SSL/SNI over IPv6

[enbystander]

Hi all,

I am currently testing DirectAdmin to see if it would be better for my current purposes than what I am using and I am having a dealbreaking issue at the moment.

When I use LetsEncrypt and install the certificate on a domain name, the IPv4 address works fine with SSL but the IPv6 connection still uses the hostname, the IPv6 is linked to the IPv4 and I have even tried adding it as an extra to the account.

I tried googling but couldn't find anything - I have done rewrite_confs, etc - all not fixed the issue.

Any clue?

 

[factor]

So you did all of this yes?

https://help.directadmin.com/item.php?id=353

Do you have AAAA records setup?

 

[enbystander]

First thing I did. I do have AAAA records set up.

I ended up giving up with binding IPs and just assigned the users that I wanted to run on v6 the addresses manually. Not ideal - but it works.

 

[dfz]

First thing I did. I do have AAAA records set up.

I ended up giving up with binding IPs and just assigned the users that I wanted to run on v6 the addresses manually. Not ideal - but it works.

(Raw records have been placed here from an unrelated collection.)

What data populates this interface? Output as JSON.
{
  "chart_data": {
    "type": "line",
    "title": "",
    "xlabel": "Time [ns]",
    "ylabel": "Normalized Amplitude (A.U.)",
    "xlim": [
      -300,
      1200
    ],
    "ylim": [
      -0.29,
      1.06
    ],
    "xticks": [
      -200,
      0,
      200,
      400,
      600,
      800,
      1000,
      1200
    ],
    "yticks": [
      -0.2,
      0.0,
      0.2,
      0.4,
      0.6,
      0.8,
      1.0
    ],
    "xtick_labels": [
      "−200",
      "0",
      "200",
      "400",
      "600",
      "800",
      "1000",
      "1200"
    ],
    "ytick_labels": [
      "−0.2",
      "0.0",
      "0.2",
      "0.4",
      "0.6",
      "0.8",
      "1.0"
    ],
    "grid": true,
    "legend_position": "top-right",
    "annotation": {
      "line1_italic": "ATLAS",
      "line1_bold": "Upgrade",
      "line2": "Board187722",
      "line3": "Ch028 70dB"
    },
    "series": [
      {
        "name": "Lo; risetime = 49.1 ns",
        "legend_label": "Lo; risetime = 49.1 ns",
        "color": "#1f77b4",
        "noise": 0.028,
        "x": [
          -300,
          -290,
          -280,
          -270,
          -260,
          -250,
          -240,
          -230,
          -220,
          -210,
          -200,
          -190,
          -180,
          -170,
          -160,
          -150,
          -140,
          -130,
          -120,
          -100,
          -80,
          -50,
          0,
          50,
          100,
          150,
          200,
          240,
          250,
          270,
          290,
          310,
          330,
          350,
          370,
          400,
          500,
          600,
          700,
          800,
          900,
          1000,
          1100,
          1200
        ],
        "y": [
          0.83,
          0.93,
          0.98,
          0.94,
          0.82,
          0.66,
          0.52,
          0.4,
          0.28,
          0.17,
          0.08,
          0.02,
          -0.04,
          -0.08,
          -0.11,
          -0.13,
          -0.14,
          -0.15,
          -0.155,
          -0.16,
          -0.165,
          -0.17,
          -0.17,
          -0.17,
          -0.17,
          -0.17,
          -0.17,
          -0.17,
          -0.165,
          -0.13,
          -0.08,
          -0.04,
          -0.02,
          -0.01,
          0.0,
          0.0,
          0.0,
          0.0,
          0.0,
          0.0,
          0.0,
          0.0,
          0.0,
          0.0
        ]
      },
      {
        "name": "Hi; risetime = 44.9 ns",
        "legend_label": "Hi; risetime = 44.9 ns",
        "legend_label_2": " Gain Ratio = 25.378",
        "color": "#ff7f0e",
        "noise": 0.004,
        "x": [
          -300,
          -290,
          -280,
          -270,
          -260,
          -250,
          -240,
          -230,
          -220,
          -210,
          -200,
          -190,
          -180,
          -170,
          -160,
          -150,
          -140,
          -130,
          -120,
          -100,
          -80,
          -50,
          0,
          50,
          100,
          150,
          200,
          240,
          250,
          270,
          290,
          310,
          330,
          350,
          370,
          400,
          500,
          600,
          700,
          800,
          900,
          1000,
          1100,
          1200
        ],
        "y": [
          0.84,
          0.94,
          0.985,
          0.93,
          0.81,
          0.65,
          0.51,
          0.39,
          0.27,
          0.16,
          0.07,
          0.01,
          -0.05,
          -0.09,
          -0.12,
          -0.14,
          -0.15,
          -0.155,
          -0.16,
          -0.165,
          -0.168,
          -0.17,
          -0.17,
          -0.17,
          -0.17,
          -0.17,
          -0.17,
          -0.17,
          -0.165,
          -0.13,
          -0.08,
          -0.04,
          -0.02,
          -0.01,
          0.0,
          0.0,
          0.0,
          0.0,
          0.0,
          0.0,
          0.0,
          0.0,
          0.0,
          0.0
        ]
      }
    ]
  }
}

Hi @enbystander, I have ran into the same issue as well. I however still use DirectAdmin, the major problem with this is that if you host a new site for your client and they access it via their cellphone/mobile most cell providers now support IPv6 and they link to the site via ipv6 instead of ipv4.

This will result in getting the dreaded SSL certificate error message, followed by a support ticket or a phone call from the client. The issue surfaces both on their website and Webmail link. So what I do is just disable ipv6 for them, and only set it up if the client needs it/requests it.

I still use IPv6 on my servers but planning on ditching it since I have more than one IPv6 address per box and have to constantly juggle them so that exim sends e-mail outbound on the one that has PTR records... between this issue with SSL certs and Exim i will probably ditch IPv6 all together soon.